I do think people have some sort of right of self-preservation.  For example, right now the medical care for Duncan is costing vast amounts of money, and I doubt he is in a position to pay the bills.  The same money could probably be used by Oxfam to save hundreds of lives.  I think it's fine for the man to opt for treatment rather than refusing and dying.  In that particular case, it's okay to prefer your own good to the greater good.

But in the case at hand?  Was it wrong of him to get on that plane and then interact with his extended family, knowing that if he were carrying Ebola, the alternative was dying in Liberia?  If you believe in any right of self-preservation (as I think we all do), it's hard to see where it ends.

5 comments:

s. wallerstein said...

I'm not sure what I'd say if I had been his seat partner on that plane.

Wouldn't he have had to be frank to others about his exposure to Ebola and to see if others were willing to run the risk of being in close contact with him?

In any case, a fascinating story, probably best discussed in a short novel.

Jean Kazez said...

I'm not sure what I think about this.

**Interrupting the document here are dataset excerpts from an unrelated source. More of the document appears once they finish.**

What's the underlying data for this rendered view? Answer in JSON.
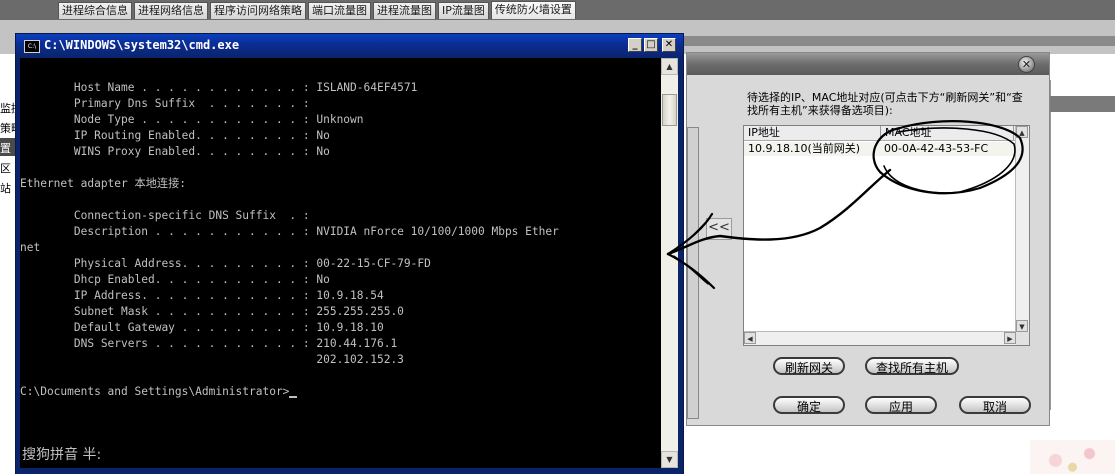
{
  "tabs": [
    "进程综合信息",
    "进程网络信息",
    "程序访问网络策略",
    "端口流量图",
    "进程流量图",
    "IP流量图",
    "传统防火墙设置"
  ],
  "active_tab_index": 6,
  "left_sidebar": [
    "监控",
    "策略",
    "置",
    "区",
    "站"
  ],
  "cmd": {
    "title": "C:\\WINDOWS\\system32\\cmd.exe",
    "lines": [
      "        Host Name . . . . . . . . . . . . : ISLAND-64EF4571",
      "        Primary Dns Suffix  . . . . . . . :",
      "        Node Type . . . . . . . . . . . . : Unknown",
      "        IP Routing Enabled. . . . . . . . : No",
      "        WINS Proxy Enabled. . . . . . . . : No",
      "",
      "Ethernet adapter 本地连接:",
      "",
      "        Connection-specific DNS Suffix  . :",
      "        Description . . . . . . . . . . . : NVIDIA nForce 10/100/1000 Mbps Ether",
      "net",
      "        Physical Address. . . . . . . . . : 00-22-15-CF-79-FD",
      "        Dhcp Enabled. . . . . . . . . . . : No",
      "        IP Address. . . . . . . . . . . . : 10.9.18.54",
      "        Subnet Mask . . . . . . . . . . . : 255.255.255.0",
      "        Default Gateway . . . . . . . . . : 10.9.18.10",
      "        DNS Servers . . . . . . . . . . . : 210.44.176.1",
      "                                            202.102.152.3",
      "",
      "C:\\Documents and Settings\\Administrator>"
    ],
    "ime_status": "搜狗拼音 半:"
  },
  "dialog": {
    "instruction": "待选择的IP、MAC地址对应(可点击下方“刷新网关”和“查找所有主机”来获得备选项目):",
    "columns": [
      "IP地址",
      "MAC地址"
    ],
    "rows": [
      {
        "ip": "10.9.18.10(当前网关)",
        "mac": "00-0A-42-43-53-FC"
      }
    ],
    "buttons": {
      "refresh_gateway": "刷新网关",
      "find_all_hosts": "查找所有主机",
      "ok": "确定",
      "apply": "应用",
      "cancel": "取消"
    },
    "move_left_arrow": "<<"
  },
  "colors": {
    "console_bg": "#000000",
    "console_text": "#c0c0c0",
    "titlebar_blue": "#0a246a"
  }
}
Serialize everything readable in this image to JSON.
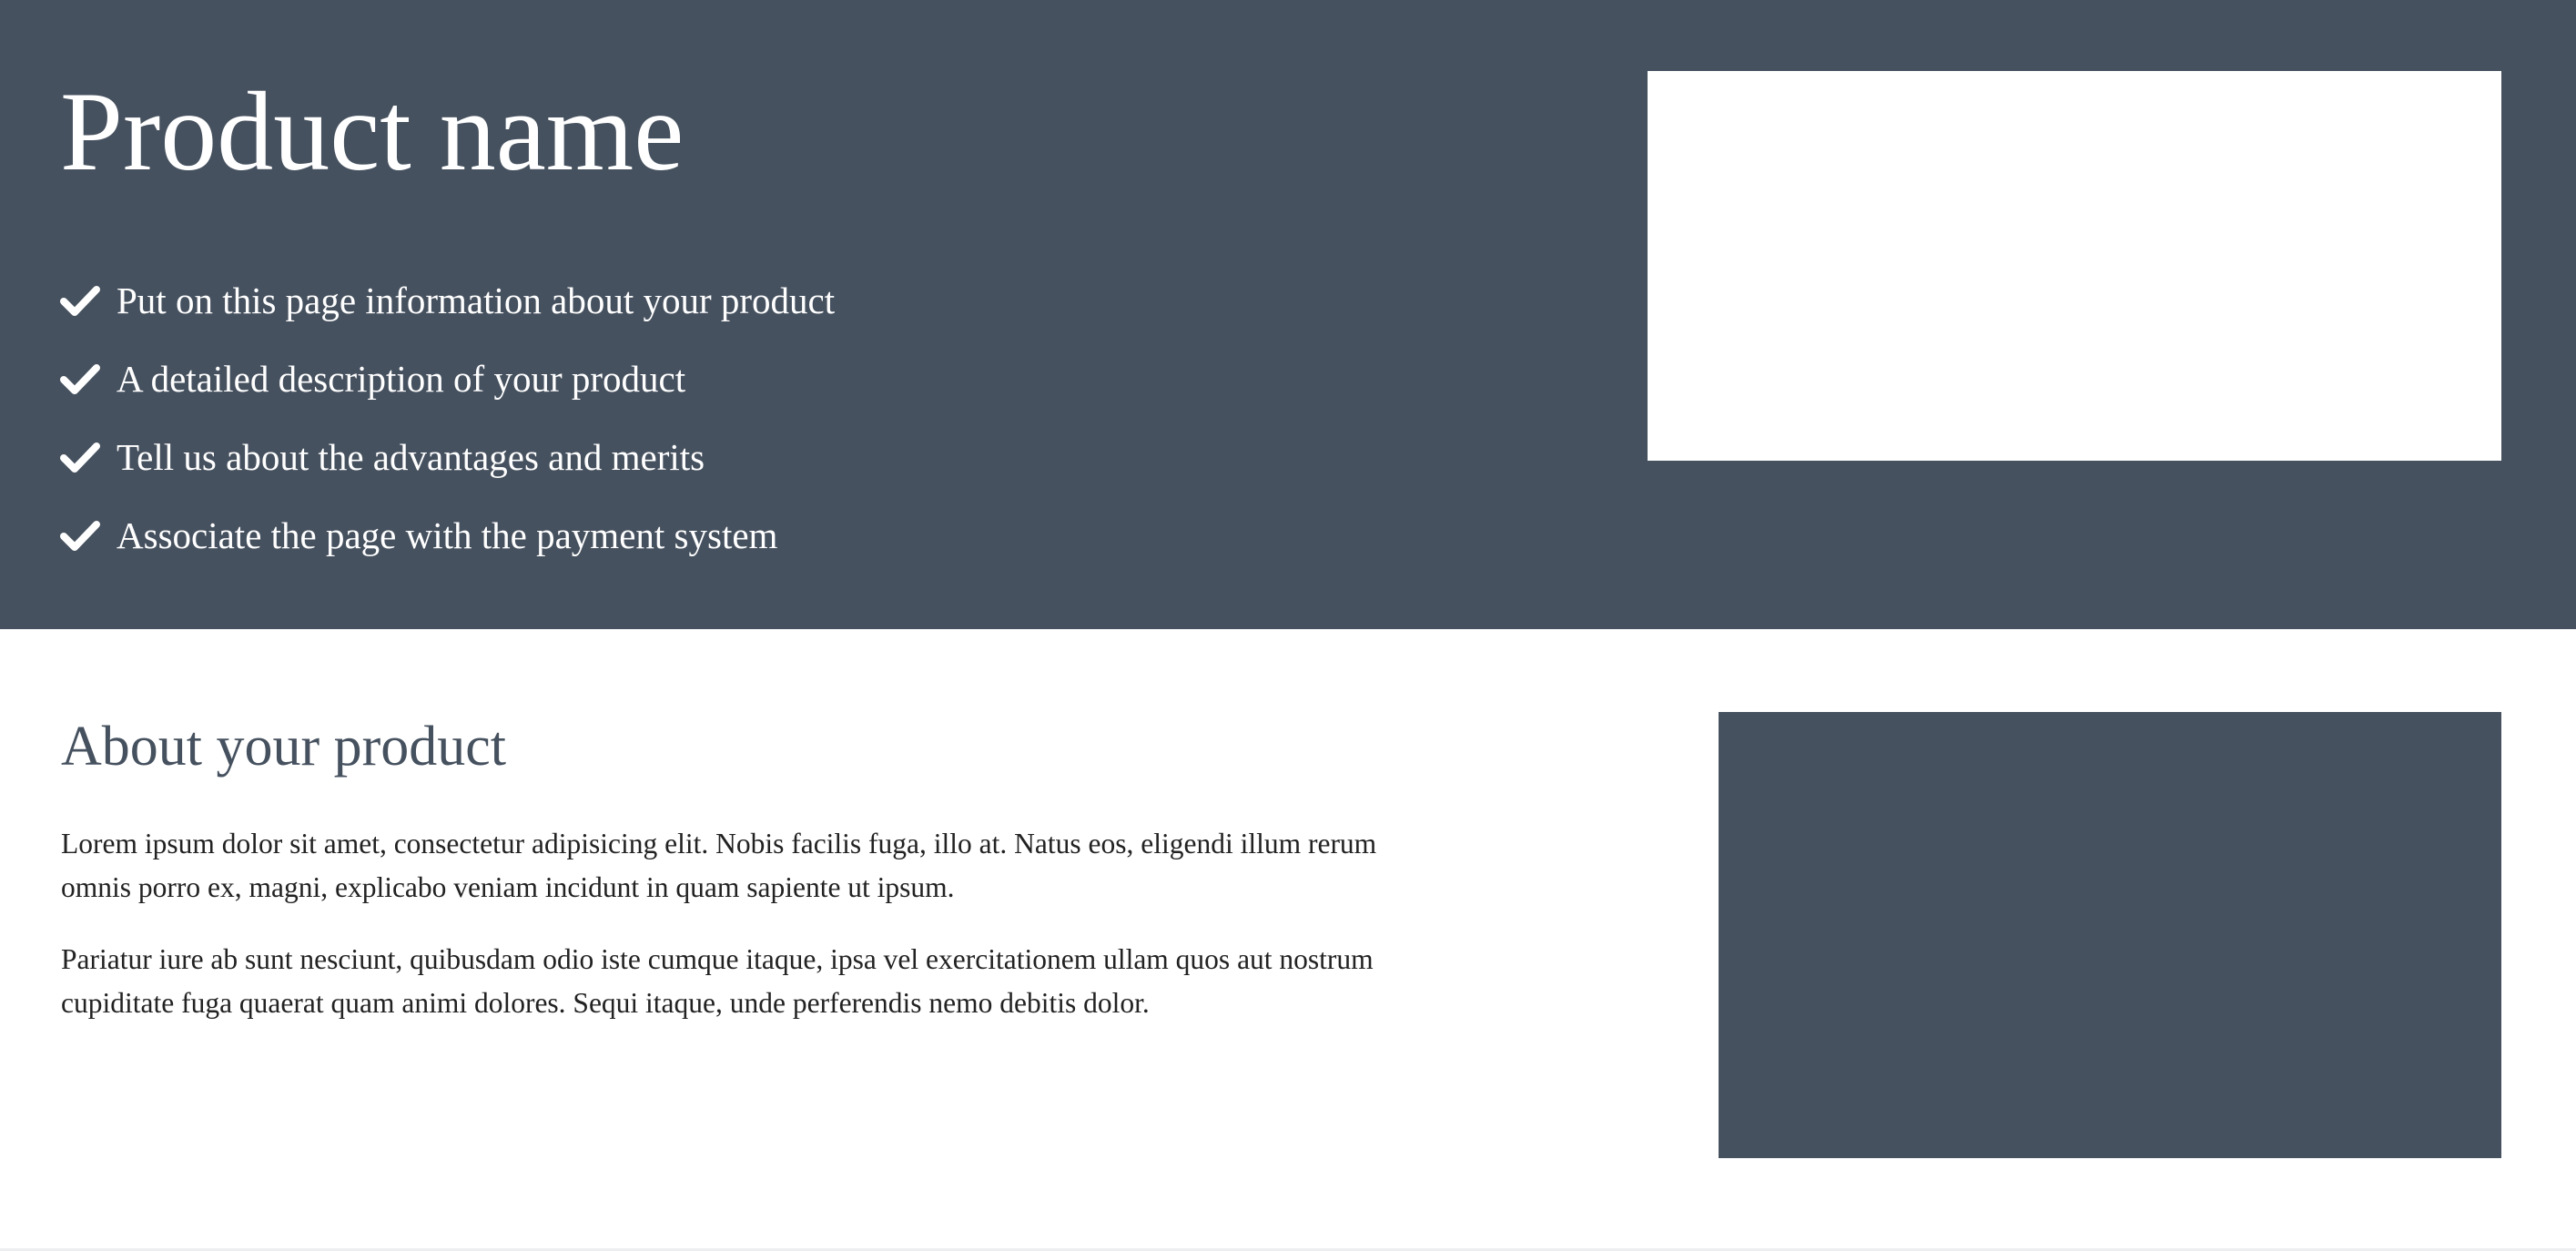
{
  "hero": {
    "title": "Product name",
    "features": [
      {
        "icon": "check-icon",
        "text": "Put on this page information about your product"
      },
      {
        "icon": "check-icon",
        "text": "A detailed description of your product"
      },
      {
        "icon": "check-icon",
        "text": "Tell us about the advantages and merits"
      },
      {
        "icon": "check-icon",
        "text": "Associate the page with the payment system"
      }
    ]
  },
  "about": {
    "title": "About your product",
    "paragraphs": [
      "Lorem ipsum dolor sit amet, consectetur adipisicing elit. Nobis facilis fuga, illo at. Natus eos, eligendi illum rerum omnis porro ex, magni, explicabo veniam incidunt in quam sapiente ut ipsum.",
      "Pariatur iure ab sunt nesciunt, quibusdam odio iste cumque itaque, ipsa vel exercitationem ullam quos aut nostrum cupiditate fuga quaerat quam animi dolores. Sequi itaque, unde perferendis nemo debitis dolor."
    ]
  },
  "colors": {
    "hero_background": "#46515f",
    "text_on_dark": "#ffffff",
    "heading_accent": "#46515f",
    "body_text": "#222222"
  }
}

As to the novel, if only I could remember more about Camus, The Plague, I'd know whether it has any relevance!

s. wallerstein said...

My memory of Camus's book is rather dim too.

If you're interested in plague literature, there is a long account of the plague in ancient in Athens in Thucydides and there's Daniel Defoe's Journal of the Plague Years.

Alan said...

There are a number of interesting issues raised by this example.

The question of treatment cost is one that I think we can legitimately discount in this case, since any citizen of a country with an advanced medical system has effectively purchased (or been given) an insurance plan that provides those resources in the rare event that they are needed. The question of whether those resources might be more effectively spent elsewhere is still interesting but is equivalent to asking the same question about whether a rich individual has the right to spend his or her riches in defense of small increments of his or her own health and welfare rather than to create larger benefits for others who are less well off.

The question of creating an infection risk for others is more problematic but it depends very much on the gestation period and transmissability of the infection. If it takes more than four days from exposure to infectiousness (or if someone who is asymptomatic is not infectious) then the fellow passengers may not have been at risk at all. But even if they were, if the transmission rate is low then there may be a net positive effect from transporting a sick individual to a zone of effective treatment even if that transport is a source of infection risk for others.

But if one *is* aware of being infectious, is there an obligation to give others the opportunity to refuse transport to safety in order to avoid even a relatively small risk to themselves? (And does that obligation persist if one thinks that the others have an exaggerated impression of that risk?)

Alan said...

Actually he's not American but Liberian, so my comment about the treatment cost was mistaken.

Also, apparently the Liberian government disapproves of his decision - not just to travel but to actively lie on a national exit questionnaire (where apparently the relevant issue is whether the young woman was a relative of Mr Duncan).